Is there any way I can publicly reproduce this?
Also, separate question: does the segfault also occur if you install pytorch in anaconda (instead of a python virtualenv)?
ac2211
(Toni Creswell)
December 18, 2017, 5:22pm
6
I would need to send you the model parameters, and I am happy to paste the model and loading code here. Is there an easy way to share the params?
Also, separate question: does the segfault also occur if you install pytorch in anaconda (instead of a python virtualenv)?
I have not tried anaconda – yet.
smth
December 18, 2017, 5:23pm
7
You can use google drive for the parameters file.
ac2211
(Toni Creswell)
December 18, 2017, 6:33pm
8
Parameters are here: https://drive.google.com/open?id=1yQoUQzoXFulQ_mV-2hthF0AC1RFfJpel
I have shared the model via gihub: https://github.com/ToniCreswell/pyTorch_DAAE
Alternatively this script reproduces the error (when called inside the scripts folder):
import sys
sys.path.append('../')
from models import DAE
PATH = path/to/param/folder #folder in which the params are saved not the params themselves
GPUNO = 6
dae = DAE(nz=200, imSize=64, fSize=64, sigma=0.25, multimodalZ=False)
if dae.useCUDA:
torch.cuda.set_device(GPUNO)
print 'using gpu:', torch.cuda.current_device()
dae.cuda()
dae.eval()
dae.load_params(PATH)
smth
December 18, 2017, 8:37pm
9
I tried this under both anaconda python and a standard system python virtualenv.
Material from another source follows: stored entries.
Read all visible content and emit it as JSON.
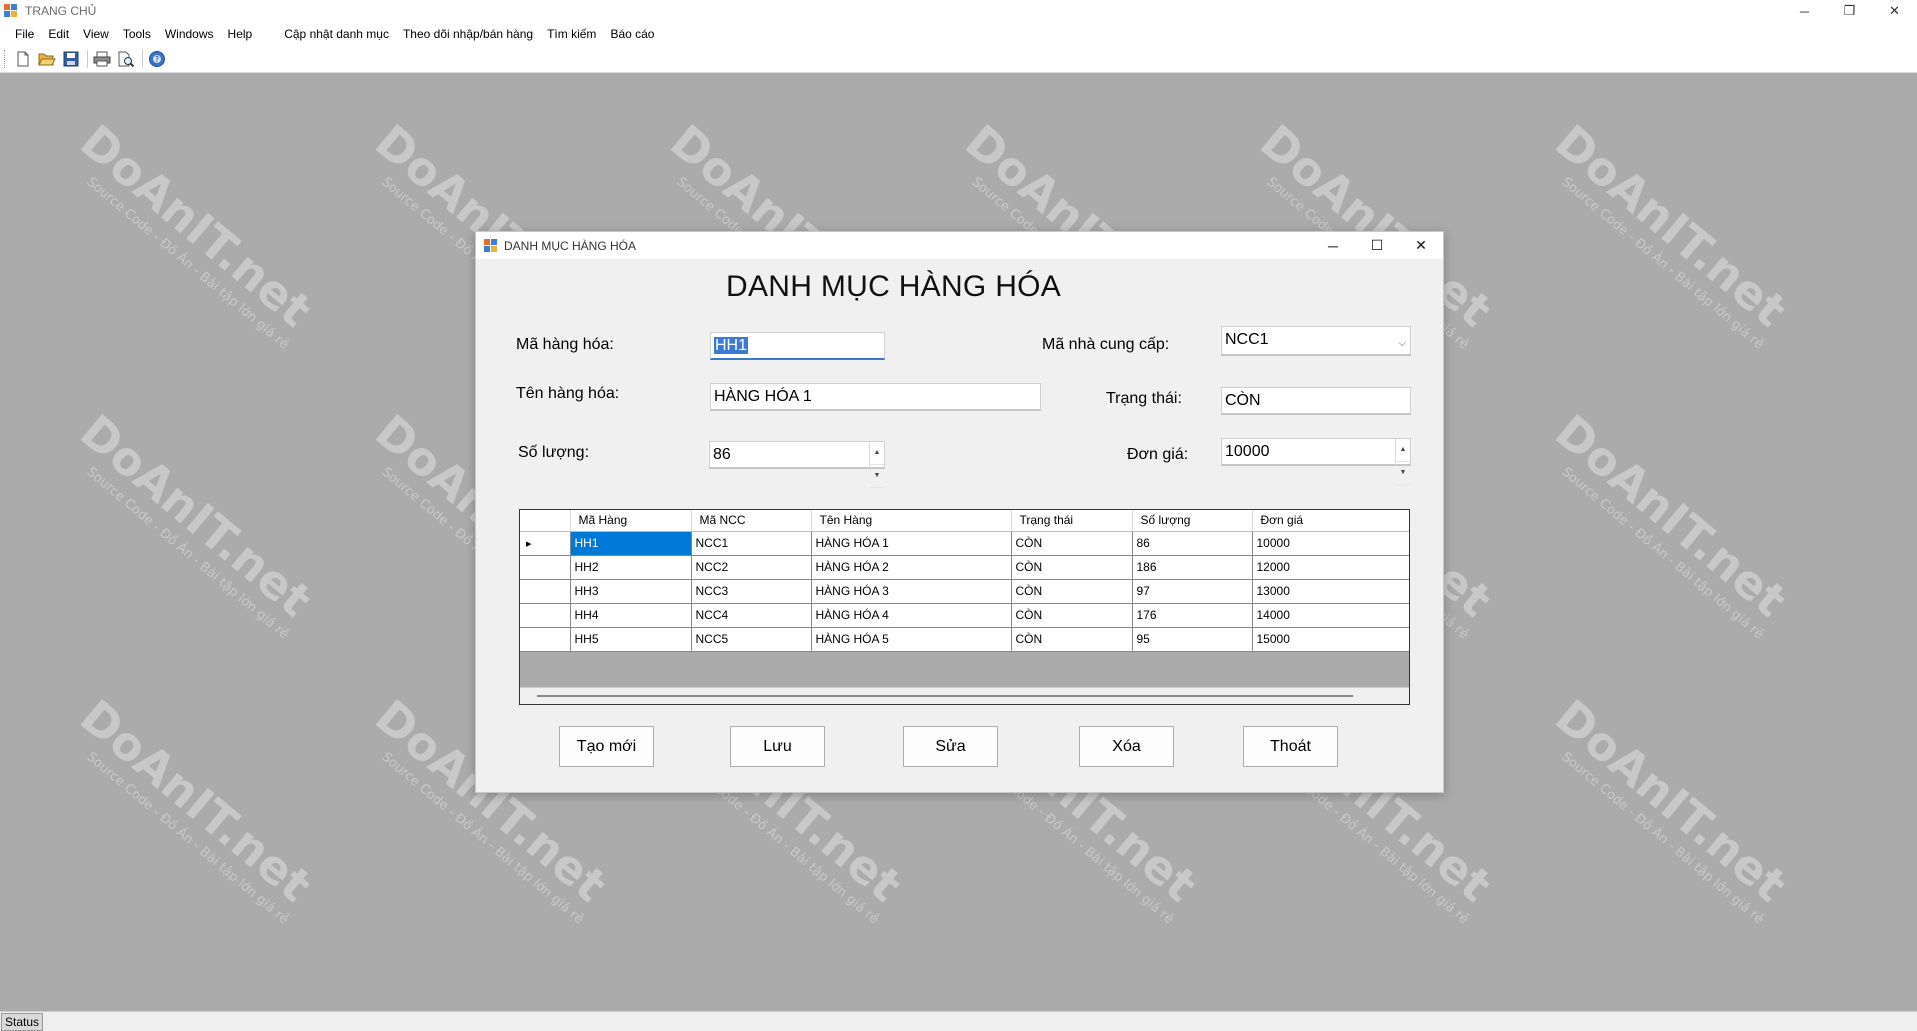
{
  "main_window": {
    "title": "TRANG CHỦ",
    "controls": [
      "─",
      "❐",
      "✕"
    ]
  },
  "menu": [
    "File",
    "Edit",
    "View",
    "Tools",
    "Windows",
    "Help",
    "Cập nhật danh mục",
    "Theo dõi nhập/bán hàng",
    "Tìm kiếm",
    "Báo cáo"
  ],
  "toolbar_icons": [
    "new-file-icon",
    "open-folder-icon",
    "save-icon",
    "print-icon",
    "print-preview-icon",
    "help-icon"
  ],
  "watermark": {
    "brand": "DoAnIT.net",
    "tagline": "Source Code - Đồ Án - Bài tập lớn giá rẻ"
  },
  "status": {
    "label": "Status"
  },
  "dialog": {
    "title": "DANH MỤC HÀNG HÓA",
    "heading": "DANH MỤC HÀNG HÓA",
    "labels": {
      "ma_hang": "Mã hàng hóa:",
      "ten_hang": "Tên hàng hóa:",
      "so_luong": "Số lượng:",
      "ma_ncc": "Mã nhà cung cấp:",
      "trang_thai": "Trạng thái:",
      "don_gia": "Đơn giá:"
    },
    "values": {
      "ma_hang": "HH1",
      "ten_hang": "HÀNG HÓA 1",
      "so_luong": "86",
      "ma_ncc": "NCC1",
      "trang_thai": "CÒN",
      "don_gia": "10000"
    },
    "grid": {
      "columns": [
        "Mã Hàng",
        "Mã NCC",
        "Tên Hàng",
        "Trạng thái",
        "Số lượng",
        "Đơn giá"
      ],
      "rows": [
        [
          "HH1",
          "NCC1",
          "HÀNG HÓA 1",
          "CÒN",
          "86",
          "10000"
        ],
        [
          "HH2",
          "NCC2",
          "HÀNG HÓA 2",
          "CÒN",
          "186",
          "12000"
        ],
        [
          "HH3",
          "NCC3",
          "HÀNG HÓA 3",
          "CÒN",
          "97",
          "13000"
        ],
        [
          "HH4",
          "NCC4",
          "HÀNG HÓA 4",
          "CÒN",
          "176",
          "14000"
        ],
        [
          "HH5",
          "NCC5",
          "HÀNG HÓA 5",
          "CÒN",
          "95",
          "15000"
        ]
      ],
      "current_row_marker": "▸"
    },
    "buttons": {
      "tao_moi": "Tạo mới",
      "luu": "Lưu",
      "sua": "Sửa",
      "xoa": "Xóa",
      "thoat": "Thoát"
    }
  },
  "colors": {
    "selection": "#0078d7",
    "mdi_background": "#ababab"
  }
}
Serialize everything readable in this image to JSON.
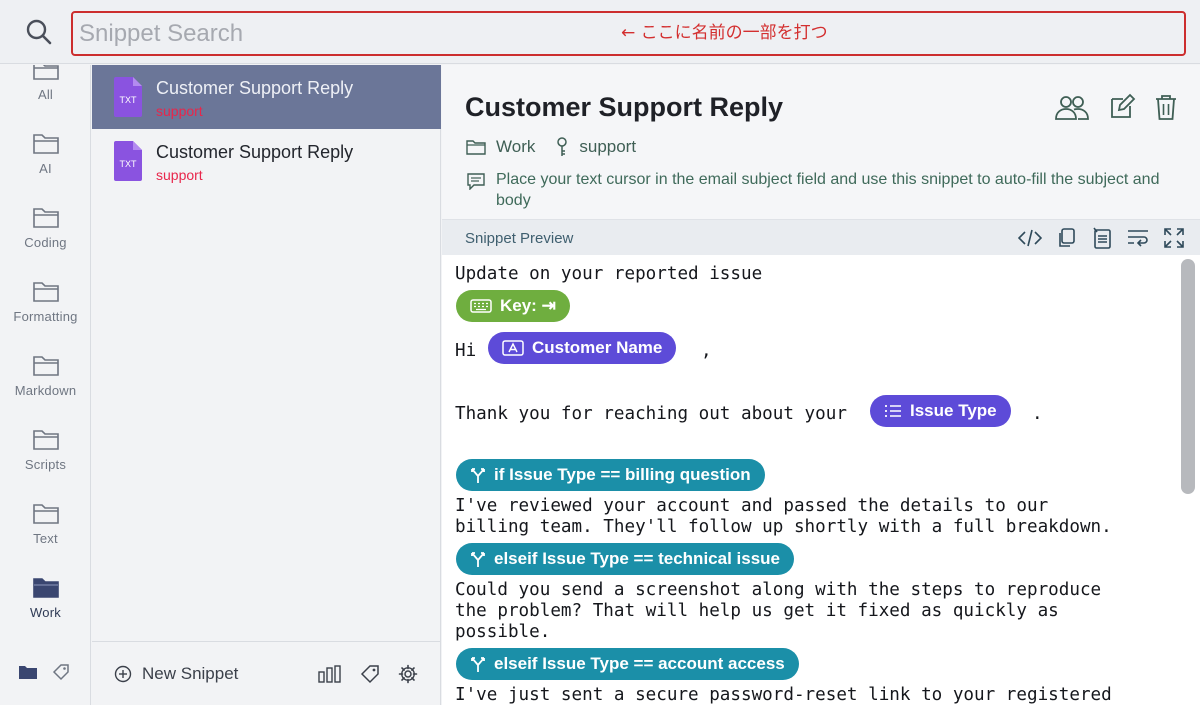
{
  "search": {
    "placeholder": "Snippet Search",
    "hint": "← ここに名前の一部を打つ"
  },
  "folders": [
    {
      "label": "All",
      "icon": "folder-outline-icon"
    },
    {
      "label": "AI",
      "icon": "folder-outline-icon"
    },
    {
      "label": "Coding",
      "icon": "folder-outline-icon"
    },
    {
      "label": "Formatting",
      "icon": "folder-outline-icon"
    },
    {
      "label": "Markdown",
      "icon": "folder-outline-icon"
    },
    {
      "label": "Scripts",
      "icon": "folder-outline-icon"
    },
    {
      "label": "Text",
      "icon": "folder-outline-icon"
    },
    {
      "label": "Work",
      "icon": "folder-filled-icon",
      "active": true
    }
  ],
  "snippets": [
    {
      "title": "Customer Support Reply",
      "tag": "support",
      "type": "TXT",
      "selected": true
    },
    {
      "title": "Customer Support Reply",
      "tag": "support",
      "type": "TXT",
      "selected": false
    }
  ],
  "list_footer": {
    "new_snippet": "New Snippet"
  },
  "detail": {
    "title": "Customer Support Reply",
    "folder": "Work",
    "keyword": "support",
    "description": "Place your text cursor in the email subject field and use this snippet to auto-fill the subject and body",
    "preview_label": "Snippet Preview"
  },
  "preview": {
    "line1": "Update on your reported issue",
    "key_pill": "Key: ⇥",
    "hi": "Hi",
    "name_pill": "Customer Name",
    "comma": ",",
    "thanks": "Thank you for reaching out about your",
    "issue_pill": "Issue Type",
    "period": ".",
    "if1": "if Issue Type == billing question",
    "body1a": "I've reviewed your account and passed the details to our",
    "body1b": "billing team. They'll follow up shortly with a full breakdown.",
    "if2": "elseif Issue Type == technical issue",
    "body2a": "Could you send a screenshot along with the steps to reproduce",
    "body2b": "the problem? That will help us get it fixed as quickly as",
    "body2c": "possible.",
    "if3": "elseif Issue Type == account access",
    "body3a": "I've just sent a secure password-reset link to your registered"
  },
  "colors": {
    "selected_row": "#6b7698",
    "tag": "#e8264b",
    "pill_key": "#6fae3f",
    "pill_field": "#5d4bd8",
    "pill_condition": "#1b8fa8",
    "search_border": "#cc2e2e"
  }
}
For standard python, I used:
virtualenv venv
source venv/bin/activate
pip install http://download.pytorch.org/whl/cu90/torch-0.3.0.post4-cp27-cp27mu-linux_x86_64.whl
pip install torchvision
python foo.py
The output I see is:
('using gpu:', 1L)
loading params...
I had to set GPUNO to 1 because I didn’t have 7 GPUs on the machine I am testing.
Does using a GPUNO of 0 or 1 fix it?
smth
December 18, 2017, 8:42pm
10
also, what OS are you running? I am running
$ lsb_release -a
Distributor ID: Ubuntu
Description: Ubuntu 14.04.5 LTS
Release: 14.04
Codename: trusty
ac2211
(Toni Creswell)
December 19, 2017, 10:08am
11
smth:
lsb_release -a
$ lsb_release -a
No LSB modules are available.
Distributor ID: Ubuntu
Description: Ubuntu 16.04.3 LTS
Release: 16.04
Codename: xenial
ac2211
(Toni Creswell)
January 15, 2018, 3:20pm
12
Had this same problem again loading a model that I had been able to load before, this fixed the problem:
self.load_state_dict(torch.load(join(exDir, 'params'), map_location=lambda storage, loc: storage.cuda(0)))
Same problem here, i think is Ubuntu 16.04.3 LTS